# Why does it say I do t have permission to post.



## Abenso (Apr 28, 2017)

When I post pictures


----------



## Abenso (Apr 28, 2017)

I do not have permission to post. Is what it says.


----------



## Tex-Shooter (Dec 17, 2009)

Are you a registered member?


----------



## flipgun (Nov 14, 2012)

When you are new. I believe that there is a wait time on posting. It cuts back on the number of spammers that want to blast in but don't want/have time to wait before loading up a bunch of hooey.


----------



## AaronMB (May 1, 2013)

I get a forbidden message if I try to post via my phone while in the mobile version of the forum - have to switch to full version or I can't post.


----------



## Abenso (Apr 28, 2017)

AaronMB said:


> I get a forbidden message if I try to post via my phone while in the mobile version of the forum - have to switch to full version or I can't post.
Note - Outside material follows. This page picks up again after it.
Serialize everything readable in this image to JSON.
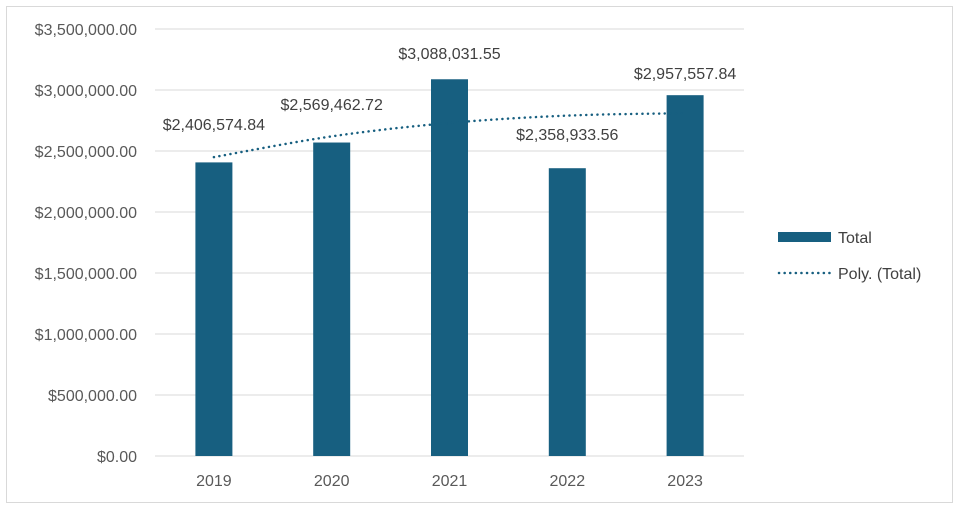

Thanks! I switched to the app and now it works

Sent from my SM-S920L using Tapatalk


----------



## Kalevala (Jul 20, 2014)

I was trying to post a new topic but when preview or/and post, I get message

Forbidden

You don't have permission to access /index.php on this server.


----------



## Abenso (Apr 28, 2017)

Kalevala said:


> I was trying to post a new topic but when preview or/and post, I get message
> 
> Forbidden
> You don't have permission to access /index.php on this server.


Try using the app. I had the same problem

Sent from my SM-S920L using Tapatalk


----------



## Kalevala (Jul 20, 2014)

With computer ?


----------



## Genoa Slingshot (Oct 29, 2015)

Kalevala said:


> I was trying to post a new topic but when preview or/and post, I get message
> 
> Forbidden
> You don't have permission to access /index.php on this server.


I hade the same message when I tried to send a PM via cell phone.
I sent the PM via PC and it was ok.


----------



## Genoa Slingshot (Oct 29, 2015)

The same issue is happened right now when I tried to edit the previous post.
I use the desktop version on the smartphone


----------



## Abenso (Apr 28, 2017)

I use the tapatalk app on my phone to do everything on here bc I do not have a pc.

Sent from my SM-S920L using Tapatalk


----------



## Rayshot (Feb 1, 2010)

I am having the same issue.

From laptop.


----------



## romanljc (May 26, 2014)

Yep when I go to edite it's says forbidden


----------



## Rayshot (Feb 1, 2010)

Please, someone PM an administrator.

I get the forbidden when trying to PM them about the issue. I linked two threads, this one and one I started in the "Bugs and Issues" section.


----------